A dearth of information about what comes next for the landfill is also worrisome, Taylor said.

 

“The focus we had was trying to get some information for the community,” he said. “York1 has sent out information about changes regarding the proposal, but we haven’t actually seen anything concrete from them.” 

 

C-K officials have many questions about the project and that was part of the “big ask,” Taylor said.

 

“We don’t know how decisions are going to be made. Is the community going to get details of the proposal? Are there still going to be opportunities for public engagement and feedback? The citizens obviously have questions and the municipality doesn’t have any answers.”

 

According to Taylor, McCarthy acknowledged C-K’s concerns, and “seemed to genuinely understand residents are in an information vacuum.

 

“We again conveyed we are opposed to this, but again the main ask was to give us a roadmap as to how decisions are going to be made and how information is going to be shared,” Taylor explained.

 

The meeting with McCarthy is the latest development in the ongoing saga of Dresden’s derelict dump site on Irish School Road north of town.
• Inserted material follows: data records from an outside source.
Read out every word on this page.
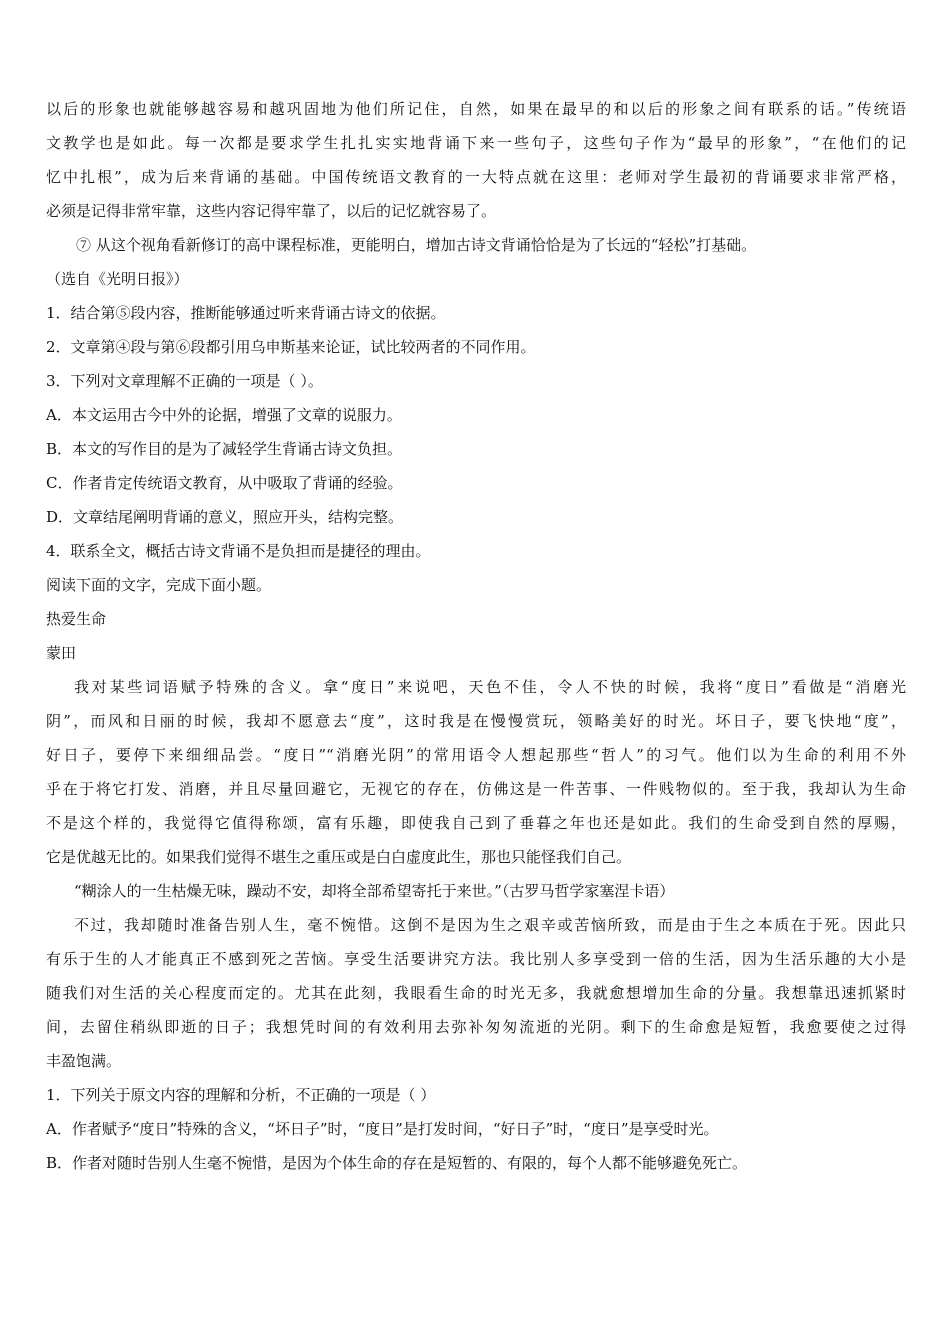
以后的形象也就能够越容易和越巩固地为他们所记住，自然，如果在最早的和以后的形象之间有联系的话。”传统语
文教学也是如此。每一次都是要求学生扎扎实实地背诵下来一些句子，这些句子作为“最早的形象”，“在他们的记
忆中扎根”，成为后来背诵的基础。中国传统语文教育的一大特点就在这里：老师对学生最初的背诵要求非常严格，
必须是记得非常牢靠，这些内容记得牢靠了，以后的记忆就容易了。
⑦ 从这个视角看新修订的高中课程标准，更能明白，增加古诗文背诵恰恰是为了长远的“轻松”打基础。
（选自《光明日报》）
1．结合第⑤段内容，推断能够通过听来背诵古诗文的依据。
2．文章第④段与第⑥段都引用乌申斯基来论证，试比较两者的不同作用。
3．下列对文章理解不正确的一项是（ ）。
A．本文运用古今中外的论据，增强了文章的说服力。
B．本文的写作目的是为了减轻学生背诵古诗文负担。
C．作者肯定传统语文教育，从中吸取了背诵的经验。
D．文章结尾阐明背诵的意义，照应开头，结构完整。
4．联系全文，概括古诗文背诵不是负担而是捷径的理由。
阅读下面的文字，完成下面小题。
热爱生命
蒙田
我对某些词语赋予特殊的含义。拿“度日”来说吧，天色不佳，令人不快的时候，我将“度日”看做是“消磨光
阴”，而风和日丽的时候，我却不愿意去“度”，这时我是在慢慢赏玩，领略美好的时光。坏日子，要飞快地“度”，
好日子，要停下来细细品尝。“度日”“消磨光阴”的常用语令人想起那些“哲人”的习气。他们以为生命的利用不外
乎在于将它打发、消磨，并且尽量回避它，无视它的存在，仿佛这是一件苦事、一件贱物似的。至于我，我却认为生命
不是这个样的，我觉得它值得称颂，富有乐趣，即使我自己到了垂暮之年也还是如此。我们的生命受到自然的厚赐，
它是优越无比的。如果我们觉得不堪生之重压或是白白虚度此生，那也只能怪我们自己。
“糊涂人的一生枯燥无味，躁动不安，却将全部希望寄托于来世。”（古罗马哲学家塞涅卡语）
不过，我却随时准备告别人生，毫不惋惜。这倒不是因为生之艰辛或苦恼所致，而是由于生之本质在于死。因此只
有乐于生的人才能真正不感到死之苦恼。享受生活要讲究方法。我比别人多享受到一倍的生活，因为生活乐趣的大小是
随我们对生活的关心程度而定的。尤其在此刻，我眼看生命的时光无多，我就愈想增加生命的分量。我想靠迅速抓紧时
间，去留住稍纵即逝的日子；我想凭时间的有效利用去弥补匆匆流逝的光阴。剩下的生命愈是短暂，我愈要使之过得
丰盈饱满。
1．下列关于原文内容的理解和分析，不正确的一项是（ ）
A．作者赋予“度日”特殊的含义，“坏日子”时，“度日”是打发时间，“好日子”时，“度日”是享受时光。
B．作者对随时告别人生毫不惋惜，是因为个体生命的存在是短暂的、有限的，每个人都不能够避免死亡。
After the scope of the project was discovered by chance on the Environmental Registry of Ontario in February of 2024, the community, including Walpole Island First Nation, mounted fierce opposition.

 

Ontario’s opposition leaders have added their voices too bringing the matter to the floor of the Ontario legislature. But their concerns went unheeded and in June 2025, the province passed an omnibus bill called Bill 5. It specifically named the York1 landfill, exempting it from an environmental assessment placed on it by former Ontario environment minister Andrea Khanjin. 

 

Ontario Premier Doug Ford even weighed in on the issue, stating publicly the Dresden dump is needed to handle Ontario’s waste in the event U.S. President Donald Trump closes the border. Currently, Michigan and New York accept Ontario garbage.

 

Other big-name organizations, such as Environmental Defense Canada, are also part of the opposition.

 

Mississauga-based York1 is looking to build a regenerative recycling facility there. A leachate ponding system to accommodate soil washing would also be constructed, which opponents say is dangerously close to a sensitive waterway. 

 

York1 officials have stated their main objective is to recycle non-hazardous construction waste.

 

If approved, hundreds of trucks – as many as 600 a day – will travel to the site transporting construction waste from outside Chatham-Kent.

 

Throughout the process, York1 officials maintained they have consulted with Chatham-Kent and Walpole Island First Nation, but both parties say this hasn’t been done. And while there were several informal meetings with C-K officials dating back to 2021, Chatham-Kent said they have never received a formal request or application from the company.

 

In November of last year, York1 launched a legal challenge against Chatham-Kent, saying no additional permit, zoning changes or environmental assessments are needed from the municipality based on existing land-use approvals from the past.

 

Taylor said C-K has yet to respond to York1, as it has not received all of the documentation.

 

“Their lawyers have yet to serve us with all the documents,” he said. “We’re waiting for them to get us all the information and we’ll make our full response at that point.

 

“They (York1) are saying they don’t have to get land-use approvals from our council,” Taylor stated. “We disagree with that and we’ve told them that. We’ve told them that they have to go through the normal process, including changes to C-K’s official plan.” 

 

The matter will go before a judge when the legal documents from both sides are submitted.